Satellitenschichten: LEO, MEO und GEO
Konstellationen im niedrigen Erdorbit (wie Starlink und OneWeb) liefern hohe Geschwindigkeit und niedrige Latenz, wodurch Cloud-basiertes Arbeiten auf See praktikabel wird. Dienste im mittleren Erdorbit ergänzen faserähnliche regionale Kapazitäten, während geostationäres VSAT im Ku-, Ka- und C-Band seit langem das Arbeitspferd mit breiter, vorhersehbarer Abdeckung, aber höherer Latenz ist.
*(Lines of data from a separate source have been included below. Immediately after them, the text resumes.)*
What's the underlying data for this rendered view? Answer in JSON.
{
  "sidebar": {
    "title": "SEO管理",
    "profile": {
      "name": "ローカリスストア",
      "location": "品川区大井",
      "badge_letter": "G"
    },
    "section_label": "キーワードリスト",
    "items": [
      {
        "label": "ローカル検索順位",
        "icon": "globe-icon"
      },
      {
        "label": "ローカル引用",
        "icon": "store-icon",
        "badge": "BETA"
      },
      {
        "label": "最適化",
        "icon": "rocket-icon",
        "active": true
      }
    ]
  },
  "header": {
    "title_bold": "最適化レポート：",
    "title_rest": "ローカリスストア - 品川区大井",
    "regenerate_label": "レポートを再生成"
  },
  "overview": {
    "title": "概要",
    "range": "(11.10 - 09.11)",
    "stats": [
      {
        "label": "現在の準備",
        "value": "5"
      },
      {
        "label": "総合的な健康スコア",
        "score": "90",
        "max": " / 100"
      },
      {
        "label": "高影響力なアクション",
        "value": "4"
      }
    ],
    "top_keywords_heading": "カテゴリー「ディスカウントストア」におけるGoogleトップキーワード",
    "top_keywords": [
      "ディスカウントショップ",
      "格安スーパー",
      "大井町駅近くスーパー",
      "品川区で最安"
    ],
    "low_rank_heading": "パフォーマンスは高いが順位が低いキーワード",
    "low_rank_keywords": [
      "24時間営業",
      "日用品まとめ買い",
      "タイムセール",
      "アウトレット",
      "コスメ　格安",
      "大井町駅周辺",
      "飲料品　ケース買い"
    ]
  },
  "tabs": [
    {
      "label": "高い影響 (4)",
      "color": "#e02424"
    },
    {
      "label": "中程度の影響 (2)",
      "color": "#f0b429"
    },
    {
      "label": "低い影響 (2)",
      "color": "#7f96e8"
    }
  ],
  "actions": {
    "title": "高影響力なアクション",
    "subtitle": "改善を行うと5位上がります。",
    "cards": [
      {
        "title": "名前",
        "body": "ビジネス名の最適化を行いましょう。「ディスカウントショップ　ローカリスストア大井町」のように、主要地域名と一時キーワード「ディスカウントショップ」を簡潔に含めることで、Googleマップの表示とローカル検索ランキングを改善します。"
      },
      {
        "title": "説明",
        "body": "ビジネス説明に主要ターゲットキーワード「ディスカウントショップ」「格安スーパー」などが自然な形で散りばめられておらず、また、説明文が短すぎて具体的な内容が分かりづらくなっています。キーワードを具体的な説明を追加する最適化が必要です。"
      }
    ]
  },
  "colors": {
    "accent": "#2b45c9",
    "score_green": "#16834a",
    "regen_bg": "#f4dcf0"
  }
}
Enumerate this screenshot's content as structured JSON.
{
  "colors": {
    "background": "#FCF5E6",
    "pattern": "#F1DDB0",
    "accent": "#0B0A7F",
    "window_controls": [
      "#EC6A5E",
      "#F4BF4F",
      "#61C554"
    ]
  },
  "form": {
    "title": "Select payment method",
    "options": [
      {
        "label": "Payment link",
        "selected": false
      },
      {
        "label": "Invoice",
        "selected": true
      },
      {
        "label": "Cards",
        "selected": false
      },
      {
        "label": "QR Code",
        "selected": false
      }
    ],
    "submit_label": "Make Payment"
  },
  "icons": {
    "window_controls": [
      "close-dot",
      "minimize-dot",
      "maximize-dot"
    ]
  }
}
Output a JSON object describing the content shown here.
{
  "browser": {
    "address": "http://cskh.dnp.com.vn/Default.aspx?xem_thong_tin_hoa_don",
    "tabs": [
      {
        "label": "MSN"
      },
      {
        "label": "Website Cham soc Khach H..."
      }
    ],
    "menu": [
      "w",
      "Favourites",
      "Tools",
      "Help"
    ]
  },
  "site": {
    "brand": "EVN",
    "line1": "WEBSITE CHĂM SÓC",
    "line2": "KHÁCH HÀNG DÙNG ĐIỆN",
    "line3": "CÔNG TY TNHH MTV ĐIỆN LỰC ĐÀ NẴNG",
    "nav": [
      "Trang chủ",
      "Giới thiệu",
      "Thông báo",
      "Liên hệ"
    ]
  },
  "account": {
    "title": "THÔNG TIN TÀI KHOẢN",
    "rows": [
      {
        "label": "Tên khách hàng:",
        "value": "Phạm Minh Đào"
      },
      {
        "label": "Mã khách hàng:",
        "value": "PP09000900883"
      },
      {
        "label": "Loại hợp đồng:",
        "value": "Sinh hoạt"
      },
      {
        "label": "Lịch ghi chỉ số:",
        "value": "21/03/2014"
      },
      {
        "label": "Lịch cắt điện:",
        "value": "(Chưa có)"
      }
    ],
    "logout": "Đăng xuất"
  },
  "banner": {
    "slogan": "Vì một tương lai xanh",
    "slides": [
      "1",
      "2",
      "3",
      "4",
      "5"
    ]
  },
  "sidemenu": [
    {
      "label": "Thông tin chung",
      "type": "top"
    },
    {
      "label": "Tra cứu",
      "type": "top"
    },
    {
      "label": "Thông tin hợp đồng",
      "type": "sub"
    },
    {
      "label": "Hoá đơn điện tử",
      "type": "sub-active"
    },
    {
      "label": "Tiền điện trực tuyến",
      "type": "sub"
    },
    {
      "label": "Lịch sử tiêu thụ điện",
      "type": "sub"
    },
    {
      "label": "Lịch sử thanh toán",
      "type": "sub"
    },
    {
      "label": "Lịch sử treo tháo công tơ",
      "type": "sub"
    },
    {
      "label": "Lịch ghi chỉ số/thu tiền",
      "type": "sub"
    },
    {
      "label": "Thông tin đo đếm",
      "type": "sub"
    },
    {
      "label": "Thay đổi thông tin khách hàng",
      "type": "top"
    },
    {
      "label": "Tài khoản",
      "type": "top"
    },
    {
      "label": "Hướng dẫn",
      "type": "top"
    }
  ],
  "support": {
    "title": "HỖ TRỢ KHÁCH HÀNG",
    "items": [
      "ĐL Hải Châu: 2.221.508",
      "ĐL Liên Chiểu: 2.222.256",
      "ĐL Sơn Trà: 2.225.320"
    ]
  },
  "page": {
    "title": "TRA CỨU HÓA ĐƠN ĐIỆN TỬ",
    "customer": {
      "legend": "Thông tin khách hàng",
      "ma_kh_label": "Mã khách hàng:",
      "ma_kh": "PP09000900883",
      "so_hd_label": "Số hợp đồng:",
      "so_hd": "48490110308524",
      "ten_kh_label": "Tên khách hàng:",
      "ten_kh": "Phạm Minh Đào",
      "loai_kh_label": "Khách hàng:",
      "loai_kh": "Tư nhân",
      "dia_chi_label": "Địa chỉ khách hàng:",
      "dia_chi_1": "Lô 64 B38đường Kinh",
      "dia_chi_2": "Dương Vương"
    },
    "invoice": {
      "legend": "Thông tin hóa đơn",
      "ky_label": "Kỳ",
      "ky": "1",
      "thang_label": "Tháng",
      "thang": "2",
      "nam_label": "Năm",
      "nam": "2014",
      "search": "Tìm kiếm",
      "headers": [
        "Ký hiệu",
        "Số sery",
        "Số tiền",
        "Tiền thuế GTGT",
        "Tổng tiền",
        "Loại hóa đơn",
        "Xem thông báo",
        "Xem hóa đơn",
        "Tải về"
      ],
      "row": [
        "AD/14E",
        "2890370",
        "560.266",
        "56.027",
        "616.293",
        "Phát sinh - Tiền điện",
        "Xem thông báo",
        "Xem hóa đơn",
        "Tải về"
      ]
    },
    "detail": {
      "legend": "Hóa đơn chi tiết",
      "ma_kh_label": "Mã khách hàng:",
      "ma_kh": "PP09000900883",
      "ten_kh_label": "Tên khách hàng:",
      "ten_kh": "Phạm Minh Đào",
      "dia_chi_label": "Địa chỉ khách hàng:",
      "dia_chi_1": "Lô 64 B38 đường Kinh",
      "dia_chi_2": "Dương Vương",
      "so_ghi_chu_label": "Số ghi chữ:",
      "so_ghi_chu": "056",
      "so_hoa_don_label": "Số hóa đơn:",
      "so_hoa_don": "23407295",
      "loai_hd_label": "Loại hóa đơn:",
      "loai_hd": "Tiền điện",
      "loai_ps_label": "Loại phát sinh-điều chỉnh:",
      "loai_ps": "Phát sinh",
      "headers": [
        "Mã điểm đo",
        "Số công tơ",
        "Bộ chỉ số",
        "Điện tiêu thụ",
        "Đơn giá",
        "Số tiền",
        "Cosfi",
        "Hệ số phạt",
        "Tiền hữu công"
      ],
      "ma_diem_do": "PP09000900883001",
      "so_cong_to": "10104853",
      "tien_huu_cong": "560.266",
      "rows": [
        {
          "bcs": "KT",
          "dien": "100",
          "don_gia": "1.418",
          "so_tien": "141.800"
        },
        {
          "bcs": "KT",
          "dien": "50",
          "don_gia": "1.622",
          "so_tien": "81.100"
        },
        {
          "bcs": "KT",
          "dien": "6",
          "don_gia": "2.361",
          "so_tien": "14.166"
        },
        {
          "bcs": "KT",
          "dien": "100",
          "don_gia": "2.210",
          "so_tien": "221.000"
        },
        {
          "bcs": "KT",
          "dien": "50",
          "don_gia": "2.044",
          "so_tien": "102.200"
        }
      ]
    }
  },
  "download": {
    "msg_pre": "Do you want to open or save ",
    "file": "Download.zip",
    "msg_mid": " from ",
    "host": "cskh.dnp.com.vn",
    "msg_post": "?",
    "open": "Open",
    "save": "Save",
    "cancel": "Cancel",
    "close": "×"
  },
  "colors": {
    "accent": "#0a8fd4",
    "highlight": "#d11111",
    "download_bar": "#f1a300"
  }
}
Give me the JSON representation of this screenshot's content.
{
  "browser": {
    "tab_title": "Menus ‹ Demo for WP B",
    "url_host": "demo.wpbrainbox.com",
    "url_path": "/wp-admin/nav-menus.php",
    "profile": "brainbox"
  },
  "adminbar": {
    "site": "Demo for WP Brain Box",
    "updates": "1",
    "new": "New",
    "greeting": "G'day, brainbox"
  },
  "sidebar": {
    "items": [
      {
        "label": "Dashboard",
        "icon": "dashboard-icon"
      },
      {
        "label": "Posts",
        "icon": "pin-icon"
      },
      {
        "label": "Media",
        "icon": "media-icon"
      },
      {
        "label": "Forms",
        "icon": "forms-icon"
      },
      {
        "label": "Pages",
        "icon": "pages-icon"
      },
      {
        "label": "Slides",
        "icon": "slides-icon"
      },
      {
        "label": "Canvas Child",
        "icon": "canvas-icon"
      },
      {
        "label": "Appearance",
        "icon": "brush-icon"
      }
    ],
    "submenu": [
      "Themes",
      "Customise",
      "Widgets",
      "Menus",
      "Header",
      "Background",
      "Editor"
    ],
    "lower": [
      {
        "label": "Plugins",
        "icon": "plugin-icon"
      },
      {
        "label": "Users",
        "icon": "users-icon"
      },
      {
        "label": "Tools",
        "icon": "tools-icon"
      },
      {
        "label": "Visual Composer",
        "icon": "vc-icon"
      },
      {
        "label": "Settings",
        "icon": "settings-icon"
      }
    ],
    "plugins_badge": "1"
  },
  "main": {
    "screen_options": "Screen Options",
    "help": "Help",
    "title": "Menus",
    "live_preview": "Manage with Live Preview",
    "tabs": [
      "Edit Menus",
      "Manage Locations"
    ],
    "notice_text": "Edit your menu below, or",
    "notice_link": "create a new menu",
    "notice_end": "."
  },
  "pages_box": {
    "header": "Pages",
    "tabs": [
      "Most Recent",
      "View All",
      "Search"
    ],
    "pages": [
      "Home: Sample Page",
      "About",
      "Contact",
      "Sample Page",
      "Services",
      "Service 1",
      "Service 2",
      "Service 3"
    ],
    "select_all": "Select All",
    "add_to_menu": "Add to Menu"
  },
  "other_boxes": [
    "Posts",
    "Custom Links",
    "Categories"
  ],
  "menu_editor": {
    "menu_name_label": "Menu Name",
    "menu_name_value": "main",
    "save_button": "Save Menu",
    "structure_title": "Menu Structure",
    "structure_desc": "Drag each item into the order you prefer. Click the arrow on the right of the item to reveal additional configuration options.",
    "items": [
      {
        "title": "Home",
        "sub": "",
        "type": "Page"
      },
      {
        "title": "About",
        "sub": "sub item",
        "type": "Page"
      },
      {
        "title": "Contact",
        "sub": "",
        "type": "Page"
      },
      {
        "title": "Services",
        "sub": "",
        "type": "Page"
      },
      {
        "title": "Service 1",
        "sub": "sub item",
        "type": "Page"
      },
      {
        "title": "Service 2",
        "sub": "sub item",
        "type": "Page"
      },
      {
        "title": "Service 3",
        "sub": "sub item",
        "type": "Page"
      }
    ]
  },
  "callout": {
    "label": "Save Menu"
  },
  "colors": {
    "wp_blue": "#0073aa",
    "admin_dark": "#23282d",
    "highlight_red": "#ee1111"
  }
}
L-Band und Sicherheitskommunikation
Mobile L-Band-Satellitendienste (Inmarsat FleetBroadband und Fleet Xpress, Iridium Certus) tauschen rohe Geschwindigkeit gegen kompakte Antennen und hohe Zuverlässigkeit ein — die Verbindung, die funktioniert, wenn andere ausfallen. Sie bilden auch die Grundlage für GMDSS, das obligatorische globale Seenot- und Sicherheitsfunksystem.
Aufbau eines widerstandsfähigen Hybridnetzwerks
Die aktuelle Best Practice ist ein geschichtetes Netzwerk: eine schnelle LEO-Verbindung als primäre, GEO/VSAT oder L-Band als Backup, Mobilfunk in Küstennähe und automatische Umschaltung zwischen diesen. Das Designziel ist eine „graceful degradation“ — die wichtigsten Daten gelangen immer noch durch, wenn die beste Verbindung nicht mehr verfügbar ist.